Korupsi memang tidak mengenal ruang dan waktu. Ia bisa dilakukan kapan saja dan oleh siapa saja. Di Indonesia sendiri, praktik korupsi ditengarai sudah berlangsung sejak periode awal penjajahan Belanda. Terjadinya dipicu kuat oleh tindakan pemerintahan Kompeni Hindia Belanda yang sengaja membayar rendah gaji pegawai tata praja, dengan harapan si pegawai akan menggunakan setiap kesempatan yang ada untuk melakukan urusan pribadi. Setelah Indonesia merdeka, korupsi justru kian merajalela. Mulai meruyak di pengujung Orde Lama, merembet ke tahun-tahun awal Orde Baru, menggurita di pengujung Orde Baru, dan makin mengganas di era reformasi. Dengan beragam bentuk, korupsi terus terjadi dan sukses menempatkan Indonesia sebagai salah satu negara terkorup di dunia.
**

BERBAGAI upaya memberantas korupsi sebenarnya telah coba dilakukan, antara lain lewat pembentukan badan-badan yang khusus bertugas menyelidiki tuduhan-tuduhan korupsi. Sejarah mencatat jurus ini sudah dipraktikkan sejak masa awal Orde Baru. Untuk meredam kritik terhadap maraknya korupsi di jajaran birokrasi, Soeharto membentuk sebuah badan dengan nama Pengatur Keuangan Negara (Pekuneg) pada 1966. Setahun kemudian, menyusul dibentuk Tim Pemberantasan Korupsi serta Komisi Empat pada 1970. Masalahnya, selama bertugas, badan-badan tersebut praktis tidak memberikan hasil cemerlang.

Selain hanya mampu menjerat koruptor kelas teri, juga karena hasil kerja badan-badan itu -- terutama rekomendasi-rekomendasi Komisi Empat pimpinan Wilopo S.H. -- tidak pernah disetujui untuk dipublikasikan. Lahirnya UU Antikorupsi beberapa waktu kemudian, juga tidak mengubah keadaan. Peraturannya ada, sanksi hukum tersedia, tetapi korupsi tetap melenggang. Inilah bukti, pemerintah tidak pernah serius dan sepenuh hati untuk memberantas korupsi.

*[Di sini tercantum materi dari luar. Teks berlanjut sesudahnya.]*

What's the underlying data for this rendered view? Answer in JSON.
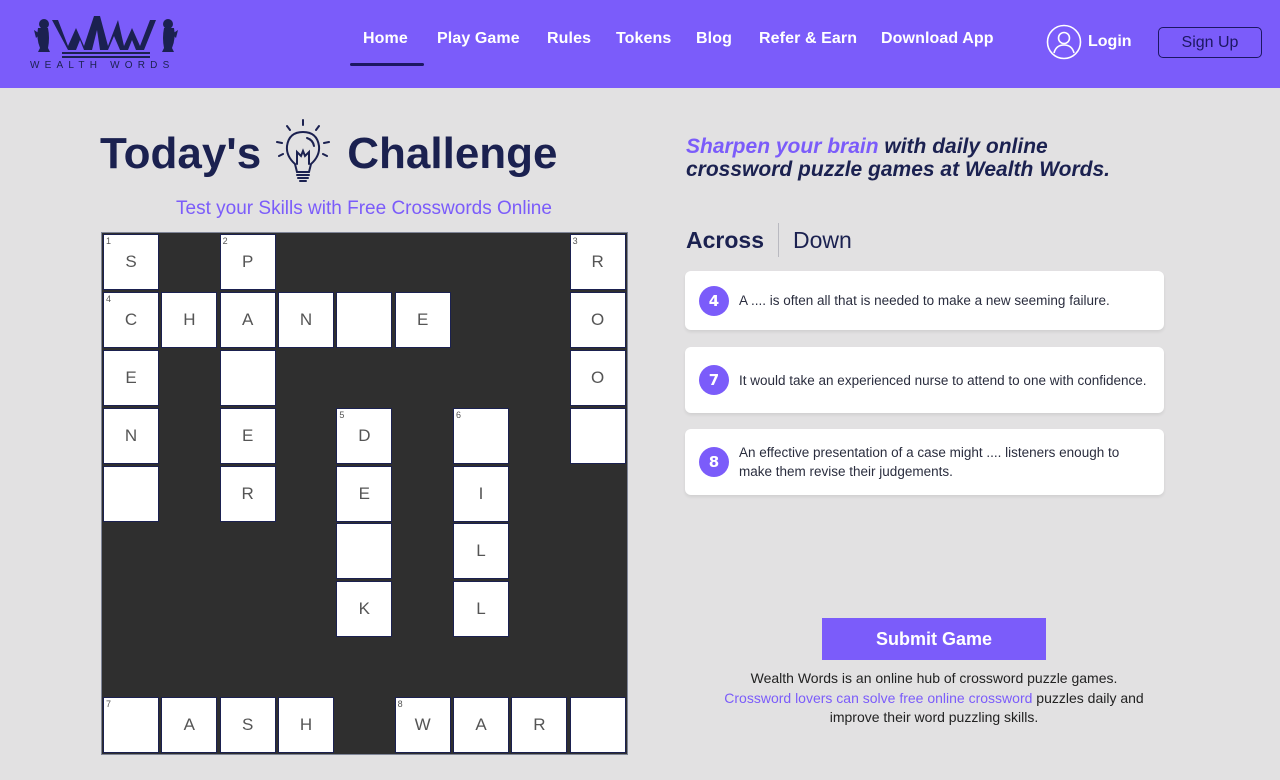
{
  "brand": {
    "name": "WEALTH WORDS",
    "monogram": "WAW",
    "primary_color": "#7b5cfa",
    "navy_color": "#1b2150"
  },
  "nav": {
    "items": [
      {
        "label": "Home",
        "active": true
      },
      {
        "label": "Play Game",
        "active": false
      },
      {
        "label": "Rules",
        "active": false
      },
      {
        "label": "Tokens",
        "active": false
      },
      {
        "label": "Blog",
        "active": false
      },
      {
        "label": "Refer & Earn",
        "active": false
      },
      {
        "label": "Download App",
        "active": false
      }
    ],
    "login_label": "Login",
    "login_icon": "user-circle-icon",
    "signup_label": "Sign Up"
  },
  "challenge": {
    "title_before": "Today's",
    "title_after": "Challenge",
    "title_icon": "lightbulb-icon",
    "subtitle": "Test your Skills with Free Crosswords Online"
  },
  "crossword": {
    "rows": 9,
    "cols": 9,
    "cells": [
      {
        "r": 0,
        "c": 0,
        "num": "1",
        "letter": "S"
      },
      {
        "r": 0,
        "c": 2,
        "num": "2",
        "letter": "P"
      },
      {
        "r": 0,
        "c": 8,
        "num": "3",
        "letter": "R"
      },
      {
        "r": 1,
        "c": 0,
        "num": "4",
        "letter": "C"
      },
      {
        "r": 1,
        "c": 1,
        "num": "",
        "letter": "H"
      },
      {
        "r": 1,
        "c": 2,
        "num": "",
        "letter": "A"
      },
      {
        "r": 1,
        "c": 3,
        "num": "",
        "letter": "N"
      },
      {
        "r": 1,
        "c": 4,
        "num": "",
        "letter": ""
      },
      {
        "r": 1,
        "c": 5,
        "num": "",
        "letter": "E"
      },
      {
        "r": 1,
        "c": 8,
        "num": "",
        "letter": "O"
      },
      {
        "r": 2,
        "c": 0,
        "num": "",
        "letter": "E"
      },
      {
        "r": 2,
        "c": 2,
        "num": "",
        "letter": ""
      },
      {
        "r": 2,
        "c": 8,
        "num": "",
        "letter": "O"
      },
      {
        "r": 3,
        "c": 0,
        "num": "",
        "letter": "N"
      },
      {
        "r": 3,
        "c": 2,
        "num": "",
        "letter": "E"
      },
      {
        "r": 3,
        "c": 4,
        "num": "5",
        "letter": "D"
      },
      {
        "r": 3,
        "c": 6,
        "num": "6",
        "letter": ""
      },
      {
        "r": 3,
        "c": 8,
        "num": "",
        "letter": ""
      },
      {
        "r": 4,
        "c": 0,
        "num": "",
        "letter": ""
      },
      {
        "r": 4,
        "c": 2,
        "num": "",
        "letter": "R"
      },
      {
        "r": 4,
        "c": 4,
        "num": "",
        "letter": "E"
      },
      {
        "r": 4,
        "c": 6,
        "num": "",
        "letter": "I"
      },
      {
        "r": 5,
        "c": 4,
        "num": "",
        "letter": ""
      },
      {
        "r": 5,
        "c": 6,
        "num": "",
        "letter": "L"
      },
      {
        "r": 6,
        "c": 4,
        "num": "",
        "letter": "K"
      },
      {
        "r": 6,
        "c": 6,
        "num": "",
        "letter": "L"
      },
      {
        "r": 8,
        "c": 0,
        "num": "7",
        "letter": ""
      },
      {
        "r": 8,
        "c": 1,
        "num": "",
        "letter": "A"
      },
      {
        "r": 8,
        "c": 2,
        "num": "",
        "letter": "S"
      },
      {
        "r": 8,
        "c": 3,
        "num": "",
        "letter": "H"
      },
      {
        "r": 8,
        "c": 5,
        "num": "8",
        "letter": "W"
      },
      {
        "r": 8,
        "c": 6,
        "num": "",
        "letter": "A"
      },
      {
        "r": 8,
        "c": 7,
        "num": "",
        "letter": "R"
      },
      {
        "r": 8,
        "c": 8,
        "num": "",
        "letter": ""
      }
    ]
  },
  "side": {
    "tagline_accent": "Sharpen your brain",
    "tagline_rest": " with daily online crossword puzzle games at Wealth Words.",
    "tabs": [
      {
        "label": "Across",
        "active": true
      },
      {
        "label": "Down",
        "active": false
      }
    ],
    "clues": [
      {
        "num": "4",
        "text": "A .... is often all that is needed to make a new seeming failure."
      },
      {
        "num": "7",
        "text": "It would take an experienced nurse to attend to one with confidence."
      },
      {
        "num": "8",
        "text": "An effective presentation of a case might .... listeners enough to make them revise their judgements."
      }
    ],
    "submit_label": "Submit Game",
    "about_line1": "Wealth Words is an online hub of crossword puzzle games.",
    "about_link": "Crossword lovers can solve free online crossword",
    "about_rest": " puzzles daily and improve their word puzzling skills."
  }
}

Setelah Soeharto lengser, pemerintahan baru memang memperlihatkan komitmen kuat untuk (kembali) membasmi korupsi. Ini dilandasi fakta, korupsi sangat potensial merusak sendi-sendi kehidupan bermasyarakat, berbangsa, dan bernegara. Bahkan, bisa membahayakan eksistensi negara itu sendiri. Secara eksplisit, komitmen tersebut ditunjukkan lewat pemberian mandat kepada penyelenggara negara untuk mewujudkan pemerintahan yang bersih dan bebas dari korupsi, kolusi, dan nepotisme/KKN (Lihat, Tap MPR No. XI/MPR/1998, UU No. 28/1999, dan UU No. 31/1999 yang khusus mengatur tentang pemberantasan korupsi).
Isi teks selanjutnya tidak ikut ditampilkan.